Pitfalls When Working With Imbalanced Data Sets

I recently started a new job as a data science engineer at an adtech company. Such companies need to train models on massive amounts of data and be able to predict within the time it takes for a web page to load whether or not a user will click on a given ad.

Given these requirements, Logistic Regression (LR) is a popular technology choice for building models. LR models can be quickly trained on huge numbers of data points with many features in a fairly short period of time. When combined with techniques such as stochastic gradient descent, LR can support online learning and very sparse data sets. LR is one of the few modeling techniques which can not only predict probabilities in addition to discrete classes but reasonably accurately, too. And crucially, LR models can be used to serve predictions with very low latencies – evaluating a model requires calculating barely more than a dot product!

I wanted to get some quick hands-on experience with LR models, so I turned to two of my favorites: scikit-learn and the book Doing Data Science. Chapter 5 of Doing Data Science actually describes how adtech company Media 6 Degrees (now called dstillery) uses LR to predict which users will click on an ad and provides an example dataset. Great!

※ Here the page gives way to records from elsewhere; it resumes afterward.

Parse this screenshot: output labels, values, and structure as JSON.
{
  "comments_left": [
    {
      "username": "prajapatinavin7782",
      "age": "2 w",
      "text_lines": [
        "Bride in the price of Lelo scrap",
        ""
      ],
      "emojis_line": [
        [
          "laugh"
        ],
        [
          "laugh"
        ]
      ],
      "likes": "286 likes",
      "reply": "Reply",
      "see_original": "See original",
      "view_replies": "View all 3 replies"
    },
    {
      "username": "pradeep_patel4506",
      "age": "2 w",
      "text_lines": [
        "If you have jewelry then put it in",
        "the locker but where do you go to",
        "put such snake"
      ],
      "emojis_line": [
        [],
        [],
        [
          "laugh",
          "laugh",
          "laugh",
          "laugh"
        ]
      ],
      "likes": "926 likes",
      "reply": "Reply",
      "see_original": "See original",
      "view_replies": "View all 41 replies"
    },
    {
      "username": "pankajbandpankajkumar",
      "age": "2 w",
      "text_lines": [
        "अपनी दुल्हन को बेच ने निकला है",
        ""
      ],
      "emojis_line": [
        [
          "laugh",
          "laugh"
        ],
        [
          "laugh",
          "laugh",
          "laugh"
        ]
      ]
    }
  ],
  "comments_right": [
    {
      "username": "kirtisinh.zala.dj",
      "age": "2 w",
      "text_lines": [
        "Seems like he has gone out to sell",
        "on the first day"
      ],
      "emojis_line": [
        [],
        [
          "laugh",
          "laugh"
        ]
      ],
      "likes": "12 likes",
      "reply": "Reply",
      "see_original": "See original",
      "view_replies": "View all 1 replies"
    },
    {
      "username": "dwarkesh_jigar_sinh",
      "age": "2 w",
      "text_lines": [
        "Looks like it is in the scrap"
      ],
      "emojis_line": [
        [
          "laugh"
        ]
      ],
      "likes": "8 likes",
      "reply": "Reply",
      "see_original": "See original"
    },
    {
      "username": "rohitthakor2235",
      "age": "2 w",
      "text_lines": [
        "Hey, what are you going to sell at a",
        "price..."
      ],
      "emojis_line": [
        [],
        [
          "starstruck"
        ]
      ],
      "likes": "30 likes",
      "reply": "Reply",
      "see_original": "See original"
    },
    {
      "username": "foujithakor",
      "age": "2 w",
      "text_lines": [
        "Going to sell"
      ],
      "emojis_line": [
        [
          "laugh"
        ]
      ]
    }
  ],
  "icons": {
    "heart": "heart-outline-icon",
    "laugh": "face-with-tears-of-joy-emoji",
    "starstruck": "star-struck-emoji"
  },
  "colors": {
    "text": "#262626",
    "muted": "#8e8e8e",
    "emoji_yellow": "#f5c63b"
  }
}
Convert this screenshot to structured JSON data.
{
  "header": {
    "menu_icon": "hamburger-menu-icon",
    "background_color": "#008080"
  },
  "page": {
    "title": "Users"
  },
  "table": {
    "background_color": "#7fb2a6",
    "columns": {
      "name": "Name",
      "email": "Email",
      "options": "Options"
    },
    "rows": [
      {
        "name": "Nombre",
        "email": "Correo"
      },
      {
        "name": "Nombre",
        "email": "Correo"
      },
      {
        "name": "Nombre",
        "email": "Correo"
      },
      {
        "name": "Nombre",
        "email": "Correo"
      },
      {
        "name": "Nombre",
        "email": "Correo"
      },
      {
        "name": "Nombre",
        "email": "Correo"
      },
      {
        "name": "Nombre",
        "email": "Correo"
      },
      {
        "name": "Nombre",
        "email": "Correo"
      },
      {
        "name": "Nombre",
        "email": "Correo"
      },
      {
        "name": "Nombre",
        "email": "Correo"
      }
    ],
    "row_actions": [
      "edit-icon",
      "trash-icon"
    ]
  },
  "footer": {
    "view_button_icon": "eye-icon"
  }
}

I knew the dataset was imbalanced – after all, most users rarely click on ads. Of the 54,584 entries in the dataset, only 253 are for users with clicks – the remaining users fell into the “no click” class. I decided to just go ahead and train a LR model since I would be experimenting with techniques to improve it’s performance anyway. I used scikit-learn’s built-in split function to randonly allocate 67% of the data points to training and the remaining 33% to testing. I built 20 models, each with a different split. And, I evaluated the resulting models using ROC curves, area under the (ROC) curve, and log loss.

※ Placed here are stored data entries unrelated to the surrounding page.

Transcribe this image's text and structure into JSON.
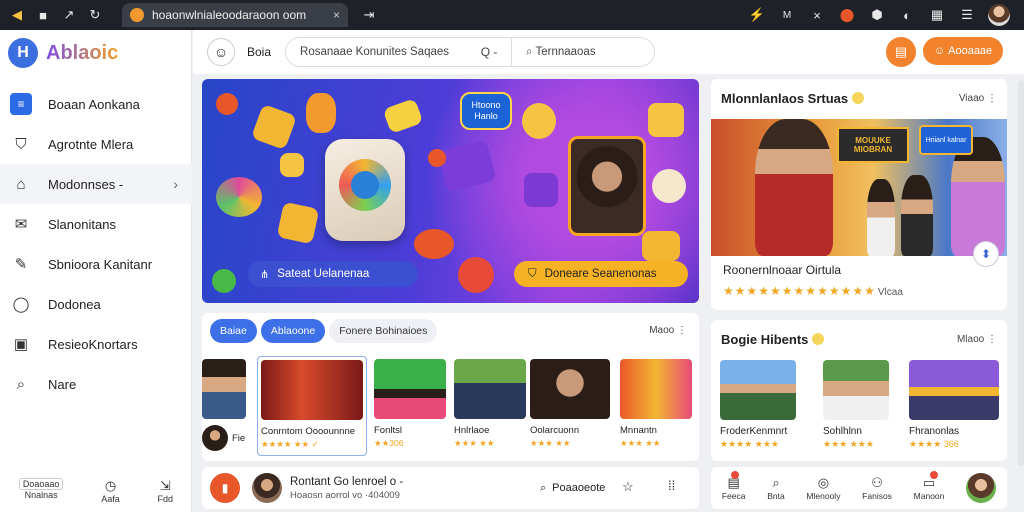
{
  "browser": {
    "tab_title": "hoaonwlnialeoodaraoon oom",
    "tab_close": "×",
    "tab_extra": "⇥",
    "icons": [
      "back-icon",
      "tab-icon",
      "share-icon",
      "reload-icon",
      "lightning-icon",
      "settings-icon",
      "close-icon",
      "extension-icon",
      "shield-icon",
      "info-icon",
      "bookmark-icon",
      "menu-icon"
    ],
    "right_labels": [
      "M",
      "⁄ ¡"
    ]
  },
  "sidebar": {
    "logo_letter": "H",
    "logo_text": "Ablaoic",
    "items": [
      {
        "label": "Boaan Aonkana",
        "icon": "list-icon"
      },
      {
        "label": "Agrotnte Mlera",
        "icon": "shield-icon"
      },
      {
        "label": "Modonnses -",
        "icon": "home-icon"
      },
      {
        "label": "Slanonitans",
        "icon": "mail-icon"
      },
      {
        "label": "Sbnioora Kanitanr",
        "icon": "edit-icon"
      },
      {
        "label": "Dodonea",
        "icon": "chat-icon"
      },
      {
        "label": "ResieoKnortars",
        "icon": "image-icon"
      },
      {
        "label": "Nare",
        "icon": "search-icon"
      }
    ],
    "bottom": [
      {
        "label": "Doaoaao",
        "sub": "Nnalnas"
      },
      {
        "label": "",
        "sub": "Aafa"
      },
      {
        "label": "",
        "sub": "Fdd"
      }
    ]
  },
  "header": {
    "label": "Boia",
    "search_left": "Rosanaae Konunites  Saqaes",
    "search_q": "Q -",
    "search_right": "Ternnaaoas",
    "orange_button": "Aooaaae"
  },
  "hero": {
    "tag": "Htoono Hanlo",
    "button_left": "Sateat Uelanenaa",
    "button_right": "Doneare Seanenonas"
  },
  "featured": {
    "title": "Mlonnlanlaos Srtuas",
    "more": "Viaao",
    "sign1": "MOUUKE MIOBRAN",
    "sign2": "Hriianl kalnar",
    "caption": "Roonernlnoaar Oirtula",
    "rating_stars": "★★★★★★★★★★★★★",
    "rating_value": "Vlcaa"
  },
  "carousel": {
    "chip1": "Baiae",
    "chip2": "Ablaoone",
    "chip3": "Fonere Bohinaioes",
    "more": "Maoo",
    "tiles": [
      {
        "caption": "Fie",
        "sub": ""
      },
      {
        "caption": "Conrntom Oooounnne",
        "sub": "★★★★ ★★ ✓"
      },
      {
        "caption": "Fonltsl",
        "sub": "★★306"
      },
      {
        "caption": "Hnlrlaoe",
        "sub": "★★★ ★★"
      },
      {
        "caption": "Oolarcuonn",
        "sub": "★★★ ★★"
      },
      {
        "caption": "Mnnantn",
        "sub": "★★★ ★★"
      }
    ]
  },
  "guide": {
    "title": "Bogie Hibents",
    "more": "Mlaoo",
    "tiles": [
      {
        "caption": "FroderKenmnrt",
        "sub": "★★★★ ★★★"
      },
      {
        "caption": "Sohlhlnn",
        "sub": "★★★ ★★★"
      },
      {
        "caption": "Fhranonlas",
        "sub": "★★★★ 366"
      }
    ]
  },
  "bottom_bar": {
    "name": "Rontant Go lenroel o -",
    "sub": "Hoaosn aorrol vo ·404009",
    "search": "Poaaoeote"
  },
  "tabbar": [
    {
      "label": "Feeca",
      "icon": "feed-icon",
      "dot": true
    },
    {
      "label": "Bnta",
      "icon": "search-icon",
      "dot": false
    },
    {
      "label": "Mlenooly",
      "icon": "compass-icon",
      "dot": false
    },
    {
      "label": "Fanisos",
      "icon": "people-icon",
      "dot": false
    },
    {
      "label": "Manoon",
      "icon": "inbox-icon",
      "dot": true
    }
  ],
  "colors": {
    "accent": "#2c6be6",
    "orange": "#f2832c",
    "star": "#f2a623",
    "browser_bar": "#1e2127"
  }
}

I then decided to tackle the class imbalance. I wrote my own split function to divide the data points by class, perform the random split within each class, and merge the results. This way, the class proportions would be maintained, and I wouldn’t be accidentally sampling data points only from the majority class. I also upsampled the minority class to compensate for the imblance. I trained 20 models and evaluated them using the same metrics as before.

This is what I got:

ROC curves

Metric	Initial Model	Split By Class + Upsampled Model
Average AUC	0.855	0.854
Std AUC	0.0176	0.0125
Average log loss	0.0248	0.490
Std log loss	0.002	0.023

From what I could tell from the ROC curves, the two models were indistinguishable. This made very little sense given my prior experience. Even more confusing, the log loss got worse!

I decided to print out a confusion matrix for a model of each type and that’s when the lightbulb went off:

	Predicted No-Click	Predicted Click
No-Click	100%	0%
Click	100%	0%

	Predicted No-Click	Predicted Click
No-Click	84.4%	15.6%
Click	30.1%	69.9%

I was using the wrong metrics. The ROC curves and area under the curve scores use the predicted probabilities, not the predicted class labels. The models are likely producing probabilities of different magnitudes but of consistent ordering. Since the decision function is probably centered around 0.5, the probabilities from the first model are resulting in different class predictions than those from the second model. This is an example of why you should be careful about using a default decision function and even consider approaches like probability calibration.

On the other hand, the log loss metric does use the class predictions from the decision function, but weights each type of misclassification equally. Because there are very few click user data points, a model can mispredict all click users as no-click users and still appear to have a small log loss. This is exactly what is happening with the first model. By balancing the composition of the training set, the second model correctly identifies 69.9% of the click users but mispredicts 15.6% of the no-click users as click users, resulting in a larger number of mispredictions and worse log loss. As such, we have to be careful about using log loss when the costs of the type of mispredictions are unequal or the classes are imbalanced.

A few lessons learned:

Class imbalance significantly impacts logistic regression’s class predictions if you don’t account for the imbalance in the decision function.
Orderings of data points by the predicted probabilities seem to be consistent even in the face of class imbalance, though. It would be good to follow up on this by comparing rankings using something like Kendall’s Tau.
ROC curves and AUC seem to be robust to class imbalance.
Log loss is not robust to class imbalance. I imagine the metric could be generalized to incorporate misprediction costs and adjusted to account for class imbalance, though.

If you want to play with the models yourself, feel free to grab the script I used to generate the figures and metrics.

(While writing this blog post, I came across an excellent blog post titled “Learning from Imbalanced Classes” which gives a great overview of the issues of learning and evaluating with imbalanced datasets and techniques for addressing those issues. It also includes some great illustrations.)